ROANOKE TIMES

                         Roanoke Times
                 Copyright (c) 1995, Landmark Communications, Inc.

DATE: SATURDAY, March 3, 1990                   TAG: 9003023011
SECTION: EXTRA                    PAGE: E3   EDITION: METRO 
SOURCE: JEFF DeBELL/STAFF WRITER
DATELINE:                                 LENGTH: Medium


DOCENT GUILD ELIMINATES CRAFTS FEST

This year, for the first time since 1971, there will be no Roanoke Museum Crafts Festival.

In a letter to be mailed to crafts artists, museum Director Ruth Appelhof said, "It is time for us to evaluate the project and make some changes. We sincerely regret not producing an event in 1990, but look forward to a new and different festival for 1991."

"I'm really shocked that they're quitting," said Roanoke jewelry-maker Peter Wreden, who has exhibited in the November show almost every year since it began.

Another artist, Pattie Neal of Salem, said, "It's a sad turn of events."

Though an important source of funds for the museum, the craft show always has been a project of the institution's volunteer Docent Guild. Appelhof and Dixie Wolf, president of the museum board of trustees, emphasized that the decision to suspend the show was not theirs but the guild's.

"It's up to the docents to come up with their own fund-raising projects," Wolf said. "We don't want to interfere. We support their decisions 100 percent."

In recent years, other craft shows have come along to compete for both visitors and artists. Attendance at the museum show has declined, and along with it the sales of exhibitors.

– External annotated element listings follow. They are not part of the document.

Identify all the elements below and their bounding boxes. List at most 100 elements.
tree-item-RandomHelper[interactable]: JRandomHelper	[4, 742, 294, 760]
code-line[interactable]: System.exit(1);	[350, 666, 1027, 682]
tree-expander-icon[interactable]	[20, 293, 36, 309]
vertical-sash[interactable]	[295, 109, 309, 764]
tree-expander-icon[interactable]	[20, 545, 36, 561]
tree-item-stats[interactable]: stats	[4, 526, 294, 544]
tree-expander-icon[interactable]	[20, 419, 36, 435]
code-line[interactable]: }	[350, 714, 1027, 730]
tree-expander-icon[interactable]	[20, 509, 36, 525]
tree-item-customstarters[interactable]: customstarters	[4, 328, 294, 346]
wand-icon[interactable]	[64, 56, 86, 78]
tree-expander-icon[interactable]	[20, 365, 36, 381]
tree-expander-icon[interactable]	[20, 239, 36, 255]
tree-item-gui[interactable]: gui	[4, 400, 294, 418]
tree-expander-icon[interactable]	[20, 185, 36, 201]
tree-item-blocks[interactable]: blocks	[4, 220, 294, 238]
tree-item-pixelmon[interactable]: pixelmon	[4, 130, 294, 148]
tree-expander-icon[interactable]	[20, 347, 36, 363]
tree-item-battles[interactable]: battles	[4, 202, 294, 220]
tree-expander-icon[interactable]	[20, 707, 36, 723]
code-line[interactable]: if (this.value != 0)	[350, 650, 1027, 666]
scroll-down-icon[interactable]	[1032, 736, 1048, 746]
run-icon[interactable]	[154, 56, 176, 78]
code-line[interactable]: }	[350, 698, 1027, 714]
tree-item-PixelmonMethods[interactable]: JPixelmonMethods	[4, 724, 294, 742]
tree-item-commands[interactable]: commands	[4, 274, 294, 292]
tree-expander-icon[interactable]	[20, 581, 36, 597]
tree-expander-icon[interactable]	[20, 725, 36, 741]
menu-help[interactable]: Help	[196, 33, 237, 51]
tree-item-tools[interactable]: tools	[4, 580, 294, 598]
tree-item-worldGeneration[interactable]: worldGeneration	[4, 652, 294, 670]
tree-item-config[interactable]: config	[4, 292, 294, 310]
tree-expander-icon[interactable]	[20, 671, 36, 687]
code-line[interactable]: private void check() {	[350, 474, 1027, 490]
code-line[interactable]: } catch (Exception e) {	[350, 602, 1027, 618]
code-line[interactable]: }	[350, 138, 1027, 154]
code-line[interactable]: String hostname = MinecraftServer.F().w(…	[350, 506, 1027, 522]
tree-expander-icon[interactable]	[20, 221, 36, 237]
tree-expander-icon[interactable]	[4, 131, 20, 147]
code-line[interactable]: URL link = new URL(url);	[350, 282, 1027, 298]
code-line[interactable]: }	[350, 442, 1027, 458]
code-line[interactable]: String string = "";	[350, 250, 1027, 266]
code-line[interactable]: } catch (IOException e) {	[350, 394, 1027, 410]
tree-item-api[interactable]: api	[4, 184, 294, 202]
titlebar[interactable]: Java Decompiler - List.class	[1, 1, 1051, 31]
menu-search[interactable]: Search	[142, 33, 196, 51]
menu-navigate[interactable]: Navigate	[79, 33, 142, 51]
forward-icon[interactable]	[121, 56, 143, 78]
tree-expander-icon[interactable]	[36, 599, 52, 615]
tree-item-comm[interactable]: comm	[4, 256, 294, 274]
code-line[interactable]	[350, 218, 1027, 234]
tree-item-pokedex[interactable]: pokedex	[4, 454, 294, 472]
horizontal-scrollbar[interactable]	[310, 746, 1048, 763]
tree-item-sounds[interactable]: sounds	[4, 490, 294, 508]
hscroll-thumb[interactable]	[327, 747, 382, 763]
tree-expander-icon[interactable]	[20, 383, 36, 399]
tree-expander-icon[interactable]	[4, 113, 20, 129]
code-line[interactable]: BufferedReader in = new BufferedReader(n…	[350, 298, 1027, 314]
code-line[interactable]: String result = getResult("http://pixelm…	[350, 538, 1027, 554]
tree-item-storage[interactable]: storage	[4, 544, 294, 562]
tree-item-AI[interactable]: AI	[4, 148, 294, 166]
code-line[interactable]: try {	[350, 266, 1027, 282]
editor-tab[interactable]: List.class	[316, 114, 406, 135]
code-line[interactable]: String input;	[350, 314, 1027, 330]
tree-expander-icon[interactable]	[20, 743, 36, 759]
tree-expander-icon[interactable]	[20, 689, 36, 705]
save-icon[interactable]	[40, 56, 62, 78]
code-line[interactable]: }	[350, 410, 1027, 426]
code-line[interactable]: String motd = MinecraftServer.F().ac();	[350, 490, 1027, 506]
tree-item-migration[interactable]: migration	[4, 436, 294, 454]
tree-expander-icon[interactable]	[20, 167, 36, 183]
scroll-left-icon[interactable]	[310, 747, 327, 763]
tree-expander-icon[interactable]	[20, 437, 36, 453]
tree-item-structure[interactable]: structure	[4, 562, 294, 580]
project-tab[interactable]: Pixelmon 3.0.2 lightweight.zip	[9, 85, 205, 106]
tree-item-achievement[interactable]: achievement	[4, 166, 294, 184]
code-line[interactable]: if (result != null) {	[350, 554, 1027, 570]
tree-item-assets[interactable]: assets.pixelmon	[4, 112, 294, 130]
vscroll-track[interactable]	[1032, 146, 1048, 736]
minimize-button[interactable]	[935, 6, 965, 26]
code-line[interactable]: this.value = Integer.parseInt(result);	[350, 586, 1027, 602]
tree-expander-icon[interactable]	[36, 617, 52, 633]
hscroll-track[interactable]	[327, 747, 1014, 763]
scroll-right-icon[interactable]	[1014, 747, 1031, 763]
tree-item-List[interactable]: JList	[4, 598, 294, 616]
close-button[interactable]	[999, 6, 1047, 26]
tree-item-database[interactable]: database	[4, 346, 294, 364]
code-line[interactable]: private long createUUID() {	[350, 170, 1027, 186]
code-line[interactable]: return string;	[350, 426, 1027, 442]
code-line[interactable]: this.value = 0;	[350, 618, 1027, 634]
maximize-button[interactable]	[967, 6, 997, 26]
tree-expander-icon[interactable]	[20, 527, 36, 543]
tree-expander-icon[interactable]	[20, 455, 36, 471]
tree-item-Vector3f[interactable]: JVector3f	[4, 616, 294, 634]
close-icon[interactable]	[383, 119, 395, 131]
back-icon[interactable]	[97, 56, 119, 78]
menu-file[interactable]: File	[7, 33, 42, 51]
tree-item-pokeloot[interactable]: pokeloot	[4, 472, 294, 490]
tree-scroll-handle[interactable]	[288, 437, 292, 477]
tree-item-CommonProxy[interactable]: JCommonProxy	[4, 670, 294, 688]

The competition was a factor in the decision to suspend the show. But Karen Wilson, president of the museum's docent guild, said the main problem was a shortage of volunteer workers.

"We don't have enough women to run it," she said.

Wilson said the show requires the efforts of about 25 volunteers working from January through November, but the pool of volunteer labor no longer will sustain such a drain.

"If you don't have the women to run it, it's virtually impossible to put it on," she said.

Last year's show produced about $28,000 for the museum. The income was the highest ever despite attendance of about half that of earlier years. The money came from ticket sales, raffles and fees paid by exhibitors for booth space.

Several new fund-raising projects are under consideration by the docents and the museum trustees' special events committee, though none is intended specifically to replace the craft show. The museum also is counting on significant income from its new shop, according to public relations officer Ann Masters.

The shop will be on the ground floor of Center in the Square, with an entrance from the City Market, and will be staffed by volunteers. It is under construction and is expected to open in mid-March, Masters said.

Pending the evaluation mentioned by Appelhof, no one is saying how the craft show will be changed in 1991, but there is no shortage of proposals. One most often heard is to open the show to fine art as well as crafts, following the example of numerous successful shows around the country.

It has been proposed that the show be moved from the Roanoke Civic Center to another place - the Roanoke City Market is among the locations mentioned - and another date; the show traditionally has been held the last weekend before Thanksgiving.

Finally, there are those who believe the show would profit from being run by a professional promoter instead of museum volunteers.

Wreden said there's "absolutely" a place for the show in Roanoke, provided its "failures of administration" are repaired. Neal agreed, though she had kind words for the efforts of the docents.

"I don't see it as a failed enterprise," she said. "I see it as a neglected enterprise."